BONE – Masyarakat Desa Mallusetasi tidak hanya melihat fisik rumah yang makin kuat, tetapi juga menyaksikan pemasangan prasasti yang menyimpan cerita solidaritas dan kerja bersama yang mengubah nasib sebuah keluarga di kampung mereka.
Prasasti yang dipasang pada rumah Rosnawati berfungsi sebagai tanda permanen atas pembangunan Rumah Tidak Layak Huni (RTLH). Warga menganggap penanda ini membuktikan bahwa setiap pembangunan memiliki histori yang pantas diabadikan, bukan sekadar dinikmati saja.
Penutupan pemasangan prasasti dilakukan pada Rabu (5/8/2026) setelah seluruh rangkaian pekerjaan memasuki tahap akhir.
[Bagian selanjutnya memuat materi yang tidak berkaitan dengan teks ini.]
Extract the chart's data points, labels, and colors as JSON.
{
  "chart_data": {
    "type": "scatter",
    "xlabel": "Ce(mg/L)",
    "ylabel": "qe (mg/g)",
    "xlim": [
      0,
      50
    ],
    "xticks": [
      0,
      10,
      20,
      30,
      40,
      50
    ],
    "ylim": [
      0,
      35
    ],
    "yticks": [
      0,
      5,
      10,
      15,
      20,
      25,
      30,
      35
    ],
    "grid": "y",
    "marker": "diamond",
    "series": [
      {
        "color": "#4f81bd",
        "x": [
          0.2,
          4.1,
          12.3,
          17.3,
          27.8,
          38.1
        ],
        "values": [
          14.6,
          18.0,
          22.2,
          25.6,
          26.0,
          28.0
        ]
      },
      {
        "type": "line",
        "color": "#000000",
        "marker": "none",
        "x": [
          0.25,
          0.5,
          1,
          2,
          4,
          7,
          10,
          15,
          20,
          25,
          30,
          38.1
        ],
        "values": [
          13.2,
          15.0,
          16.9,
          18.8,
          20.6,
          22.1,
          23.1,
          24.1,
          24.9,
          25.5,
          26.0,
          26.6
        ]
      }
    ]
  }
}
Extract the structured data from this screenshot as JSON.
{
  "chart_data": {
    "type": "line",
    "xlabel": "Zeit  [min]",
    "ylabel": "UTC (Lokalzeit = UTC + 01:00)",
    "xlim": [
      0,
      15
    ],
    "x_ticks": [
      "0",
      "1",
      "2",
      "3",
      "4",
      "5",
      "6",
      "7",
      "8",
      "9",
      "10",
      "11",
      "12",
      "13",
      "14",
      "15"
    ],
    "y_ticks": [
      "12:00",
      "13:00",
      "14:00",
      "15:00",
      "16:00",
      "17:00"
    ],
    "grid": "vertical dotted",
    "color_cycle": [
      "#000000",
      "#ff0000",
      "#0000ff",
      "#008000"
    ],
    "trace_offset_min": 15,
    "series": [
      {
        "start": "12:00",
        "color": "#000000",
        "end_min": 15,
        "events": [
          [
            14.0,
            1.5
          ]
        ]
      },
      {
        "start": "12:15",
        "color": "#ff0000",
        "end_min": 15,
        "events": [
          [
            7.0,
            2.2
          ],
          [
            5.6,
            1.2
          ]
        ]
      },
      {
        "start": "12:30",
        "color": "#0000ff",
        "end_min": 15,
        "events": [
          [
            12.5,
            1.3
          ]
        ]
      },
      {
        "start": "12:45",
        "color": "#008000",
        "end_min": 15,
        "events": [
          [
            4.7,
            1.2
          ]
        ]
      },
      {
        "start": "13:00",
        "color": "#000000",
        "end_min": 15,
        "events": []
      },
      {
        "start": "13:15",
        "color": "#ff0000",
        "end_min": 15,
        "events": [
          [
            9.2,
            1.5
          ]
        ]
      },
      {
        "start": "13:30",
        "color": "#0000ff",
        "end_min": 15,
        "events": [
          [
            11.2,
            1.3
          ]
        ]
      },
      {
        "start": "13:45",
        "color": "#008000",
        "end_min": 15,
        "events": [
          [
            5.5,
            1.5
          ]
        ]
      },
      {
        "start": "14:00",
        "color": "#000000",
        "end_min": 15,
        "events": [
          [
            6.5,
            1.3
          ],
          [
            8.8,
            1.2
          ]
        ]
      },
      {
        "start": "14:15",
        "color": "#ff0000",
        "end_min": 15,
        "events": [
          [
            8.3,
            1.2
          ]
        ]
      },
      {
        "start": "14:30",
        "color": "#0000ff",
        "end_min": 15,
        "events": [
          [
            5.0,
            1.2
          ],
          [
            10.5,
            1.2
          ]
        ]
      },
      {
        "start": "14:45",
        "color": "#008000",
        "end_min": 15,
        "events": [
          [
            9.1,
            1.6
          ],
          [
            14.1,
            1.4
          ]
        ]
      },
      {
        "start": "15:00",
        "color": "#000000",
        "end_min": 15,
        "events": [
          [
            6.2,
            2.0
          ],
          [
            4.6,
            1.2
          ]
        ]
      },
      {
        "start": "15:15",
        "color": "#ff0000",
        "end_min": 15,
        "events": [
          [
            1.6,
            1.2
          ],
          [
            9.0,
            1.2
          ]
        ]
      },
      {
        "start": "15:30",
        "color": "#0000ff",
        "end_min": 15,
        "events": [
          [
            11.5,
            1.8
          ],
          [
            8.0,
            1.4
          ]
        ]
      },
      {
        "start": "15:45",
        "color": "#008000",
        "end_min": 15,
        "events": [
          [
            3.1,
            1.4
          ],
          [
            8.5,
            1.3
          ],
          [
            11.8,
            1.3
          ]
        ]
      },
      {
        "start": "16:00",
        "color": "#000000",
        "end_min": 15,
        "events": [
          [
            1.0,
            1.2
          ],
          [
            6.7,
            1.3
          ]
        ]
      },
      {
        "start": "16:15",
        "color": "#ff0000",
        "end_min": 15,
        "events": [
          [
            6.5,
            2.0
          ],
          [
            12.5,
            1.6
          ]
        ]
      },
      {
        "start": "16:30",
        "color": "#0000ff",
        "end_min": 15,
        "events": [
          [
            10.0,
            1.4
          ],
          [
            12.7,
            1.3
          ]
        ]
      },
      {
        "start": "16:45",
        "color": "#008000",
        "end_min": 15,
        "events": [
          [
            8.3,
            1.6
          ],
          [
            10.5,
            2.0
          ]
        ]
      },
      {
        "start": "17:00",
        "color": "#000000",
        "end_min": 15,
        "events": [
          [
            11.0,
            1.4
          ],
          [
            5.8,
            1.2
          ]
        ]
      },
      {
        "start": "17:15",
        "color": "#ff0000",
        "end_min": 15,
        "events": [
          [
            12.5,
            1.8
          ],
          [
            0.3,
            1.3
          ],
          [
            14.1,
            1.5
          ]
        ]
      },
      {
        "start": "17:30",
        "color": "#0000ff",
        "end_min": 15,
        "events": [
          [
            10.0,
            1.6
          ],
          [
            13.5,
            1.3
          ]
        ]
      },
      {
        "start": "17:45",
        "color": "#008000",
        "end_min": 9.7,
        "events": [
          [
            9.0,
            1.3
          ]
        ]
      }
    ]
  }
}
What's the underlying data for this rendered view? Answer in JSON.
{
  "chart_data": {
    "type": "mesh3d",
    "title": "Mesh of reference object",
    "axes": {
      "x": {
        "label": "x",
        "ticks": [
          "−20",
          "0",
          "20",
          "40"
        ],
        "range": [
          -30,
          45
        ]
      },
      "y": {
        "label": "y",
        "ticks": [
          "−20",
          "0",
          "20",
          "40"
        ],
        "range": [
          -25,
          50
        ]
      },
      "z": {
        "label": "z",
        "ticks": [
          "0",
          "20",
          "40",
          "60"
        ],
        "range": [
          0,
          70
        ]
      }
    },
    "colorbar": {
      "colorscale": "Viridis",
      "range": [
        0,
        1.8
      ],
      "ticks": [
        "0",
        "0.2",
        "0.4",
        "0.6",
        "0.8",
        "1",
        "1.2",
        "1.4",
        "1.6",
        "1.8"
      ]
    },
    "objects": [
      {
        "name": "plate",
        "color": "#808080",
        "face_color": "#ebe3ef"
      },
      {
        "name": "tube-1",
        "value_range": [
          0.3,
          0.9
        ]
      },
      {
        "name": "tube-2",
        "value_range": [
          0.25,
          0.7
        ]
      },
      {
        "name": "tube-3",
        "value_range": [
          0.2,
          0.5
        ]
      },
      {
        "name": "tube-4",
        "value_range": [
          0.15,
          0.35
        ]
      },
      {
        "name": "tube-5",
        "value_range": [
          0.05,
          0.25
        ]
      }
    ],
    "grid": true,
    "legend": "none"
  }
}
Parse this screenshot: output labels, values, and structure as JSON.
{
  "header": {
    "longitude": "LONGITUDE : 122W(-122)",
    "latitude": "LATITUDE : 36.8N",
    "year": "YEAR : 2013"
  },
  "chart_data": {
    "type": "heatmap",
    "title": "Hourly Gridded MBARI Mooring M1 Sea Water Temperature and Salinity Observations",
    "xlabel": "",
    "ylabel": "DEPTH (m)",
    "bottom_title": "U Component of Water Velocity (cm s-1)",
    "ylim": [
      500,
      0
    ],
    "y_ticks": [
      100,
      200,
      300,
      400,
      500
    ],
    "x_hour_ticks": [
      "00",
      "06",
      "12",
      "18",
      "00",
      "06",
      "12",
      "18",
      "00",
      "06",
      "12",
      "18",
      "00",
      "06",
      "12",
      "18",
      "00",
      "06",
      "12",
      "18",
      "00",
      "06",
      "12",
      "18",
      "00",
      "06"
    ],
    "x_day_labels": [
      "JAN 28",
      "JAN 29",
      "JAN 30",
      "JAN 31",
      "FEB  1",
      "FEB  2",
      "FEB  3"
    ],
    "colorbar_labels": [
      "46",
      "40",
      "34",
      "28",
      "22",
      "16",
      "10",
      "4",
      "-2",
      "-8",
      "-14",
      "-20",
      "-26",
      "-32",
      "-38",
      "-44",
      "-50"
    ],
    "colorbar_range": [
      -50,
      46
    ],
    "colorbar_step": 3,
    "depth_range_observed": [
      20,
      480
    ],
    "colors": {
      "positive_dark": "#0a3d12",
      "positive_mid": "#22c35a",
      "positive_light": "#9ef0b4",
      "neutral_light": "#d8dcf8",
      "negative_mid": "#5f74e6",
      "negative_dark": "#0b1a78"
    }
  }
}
Melalui prasasti tersebut terdokumentasi kerja sama antara TNI, pemerintah daerah, dan warga dalam mewujudkan hunian yang lebih layak.
Hadirnya prasasti menumbuhkan kebanggaan warga karena mencerminkan bahwa desanya pernah menjadi tempat munculnya semangat gotong royong yang berdampak nyata. Mereka percaya nilai itu akan terus hidup dan diceritakan antar generasi.
Meskipun tampilannya sederhana, arti prasasti sangat mendalam. Prasasti ini mengingatkan bahwa pembangunan yang meninggalkan jejak kebersamaan akan melekat dalam ingatan masyarakat.(Red/Cn).